Last week, despairing (okay, not despairing, but fretting) over my inability to focus for any length on my writing project-at-hand, and wanting some input on how to manage a writerly life, I went out for coffee with my old friend Paul Lima. I thought we’d have a quick bounce-around of ideas, slurp our lattés, and then move on to social and/or “writerly” topics. You know, movies, books, the neighbours, the angst of the artistic process. I thought I’d buy his book – Everything You Wanted To Know About Freelance Writing – and then we’d lounge about being…you know…writers. In a coffee shop.
Well, that’s not what happened. After having spent nearly ten years as a lawyer, I can tell you that Paul Lima is someone you don’t want to be cross-examined by. I didn’t get to whine or wriggle. I had to answer his questions, and if I demurred, he just kept asking the question until I answered it accurately. He drilled down to exactly what my time management problems were. And then he told me how to deal with it. To my surprise, one of the things he advocates (so to speak) is keeping a time sheet. Yes, a time sheet. Like a lawyer does. You’ve got to be kidding, I thought. A time sheet?
Now: let’s be clear here. I quit law because I wanted time to write. There are other reasons, too, but that’s another topic (actually, that’s probably a novel). Time was a big thing in the lawyerly profession, largely because it ate up so much of it. When you weren’t working, you were preparing for working, or worrying about working, or doing all the support tasks (professional filings, continuing legal education) that were required to keep you working. It was all about time. So one of the things that was necessary to being an efficient and responsible lawyer was keeping a time sheet, commonly called a docket sheet. While nowadays it’s kept on a computer database with an automatic timer, it used to be a handwritten chart where the lawyer would record (in six-minute increments) the time spent on a particular task. For many years before I was a lawyer, I was a legal assistant, and often I had to type up the lawyers’ dictated dockets. I can still hear the rhyme of the lawyers’ voices in the Dictaphone, as they dribbled their lives away. Point one hours, letter to counsel, review correspondence. Point three hours, drafting and research, conference with client. Point two hours…point six…point four…

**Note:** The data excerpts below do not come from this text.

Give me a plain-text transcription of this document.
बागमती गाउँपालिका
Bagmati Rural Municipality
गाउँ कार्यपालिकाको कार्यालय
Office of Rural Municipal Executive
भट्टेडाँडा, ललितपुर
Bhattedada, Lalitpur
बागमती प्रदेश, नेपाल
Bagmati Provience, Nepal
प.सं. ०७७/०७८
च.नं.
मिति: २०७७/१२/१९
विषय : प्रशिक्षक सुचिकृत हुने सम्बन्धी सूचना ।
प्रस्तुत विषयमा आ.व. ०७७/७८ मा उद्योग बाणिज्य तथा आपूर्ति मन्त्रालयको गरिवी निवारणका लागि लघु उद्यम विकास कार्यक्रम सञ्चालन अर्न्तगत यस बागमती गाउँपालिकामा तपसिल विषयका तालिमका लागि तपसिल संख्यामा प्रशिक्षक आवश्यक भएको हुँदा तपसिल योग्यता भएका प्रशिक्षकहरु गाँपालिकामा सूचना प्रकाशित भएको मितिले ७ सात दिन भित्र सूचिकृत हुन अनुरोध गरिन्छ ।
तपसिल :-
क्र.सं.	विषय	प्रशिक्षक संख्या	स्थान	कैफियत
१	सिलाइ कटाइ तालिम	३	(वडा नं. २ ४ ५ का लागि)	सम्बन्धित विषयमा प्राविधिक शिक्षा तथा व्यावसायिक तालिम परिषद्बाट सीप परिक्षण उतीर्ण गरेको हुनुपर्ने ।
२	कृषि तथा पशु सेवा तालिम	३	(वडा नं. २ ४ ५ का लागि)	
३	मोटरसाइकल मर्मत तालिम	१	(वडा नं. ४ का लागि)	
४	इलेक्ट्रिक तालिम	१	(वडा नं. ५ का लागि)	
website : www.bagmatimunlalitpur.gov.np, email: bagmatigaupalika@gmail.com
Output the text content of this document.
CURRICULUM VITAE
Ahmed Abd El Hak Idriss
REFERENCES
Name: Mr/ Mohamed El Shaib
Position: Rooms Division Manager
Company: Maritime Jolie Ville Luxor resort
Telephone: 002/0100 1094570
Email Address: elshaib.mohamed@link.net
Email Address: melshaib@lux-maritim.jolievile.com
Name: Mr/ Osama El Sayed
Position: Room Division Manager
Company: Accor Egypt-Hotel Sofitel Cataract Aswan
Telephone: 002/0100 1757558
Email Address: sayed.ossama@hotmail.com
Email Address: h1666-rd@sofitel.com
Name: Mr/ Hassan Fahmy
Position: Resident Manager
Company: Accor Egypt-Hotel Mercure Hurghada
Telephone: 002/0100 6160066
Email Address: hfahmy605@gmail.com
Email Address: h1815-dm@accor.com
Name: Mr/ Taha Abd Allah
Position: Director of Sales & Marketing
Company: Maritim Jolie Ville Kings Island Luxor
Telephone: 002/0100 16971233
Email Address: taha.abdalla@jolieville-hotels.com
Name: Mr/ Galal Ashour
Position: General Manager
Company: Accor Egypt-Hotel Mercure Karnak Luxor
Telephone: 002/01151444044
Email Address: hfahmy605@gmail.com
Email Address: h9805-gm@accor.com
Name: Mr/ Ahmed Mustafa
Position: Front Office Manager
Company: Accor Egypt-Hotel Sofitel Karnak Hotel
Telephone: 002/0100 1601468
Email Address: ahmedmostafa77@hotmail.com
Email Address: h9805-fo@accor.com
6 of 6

Now here was Paul – and his book – recommending (actually, insisting) that I start a time sheet again. I could appreciate the irony: to flee from the constraints and stress of a legal practice into the life of an artist, only to find that an artist needs a schedule, too. I could also appreciate that Paul’s time-sheet system, although distasteful from a but I’m an creative type, dammit! perspective, would work. I knew that I had a lot of what Paul’s book refers to as “time holes.” There’s nothing like a docket sheet for a lawyer to find out where she or he has been losing money: if you spend “point five” in the kitchen blabbing with the other lawyers about your court appearance that morning, you just lost half-an-hour’s worth of money. The same thing applies to writers and, well, Facebook. And websurfing. And playing online Scrabble.
I have a lot of irons in my smouldering creative fire. I want to write the novel I’m working on right now (Whale Cove); I want to get back into article-writing; I want to put together an amuse-gueule poetry chapbook; I want to put those lyrics I wrote in Mexico to some three-chord melodies. I want to have a blog and a website, and I’d love to have a column again (I had one with the Women’s Post for years, but they’ve changed their parameters so that’s gone the way of the dodo). I also know that – absent a wolf at my door or a looming deadline – I’m perfectly capable of spinning my wheels for days on end. Having that old bête noir – a time sheet – open on my computer reminds me that there are only so many hours in the day. There are even only so many hours in my life.
There’s an odd side benefit to this time sheet thing, though. It’s a diary. It’s not Samuel Pepys or Anne Frank – nothing that worthwhile or important or glorious – but it’s turned out to be a sort of found poem: an abstracted journal. I can look back now at this week’s entries and not only locate all the time holes, but I can also see a short of stripped-down blank verse. I can see the bare bones of potential poetry. There’s something to work with in those entries, which I have phrased as brief commands. Walk dog, I say in the “task” section of the time sheet. Make breakfast. Print pictures, call mother. Book the ultrasound. Work on chapter, read poem, go downstairs for tea. Buy strawberries. So onto this time sheet this goes – write blog post – along with all the other coffee-spoon measures of time.
As darkly humorous as I found the idea of keeping a time sheet to be, I have to admit it’s a good idea. It was about time I’d started one.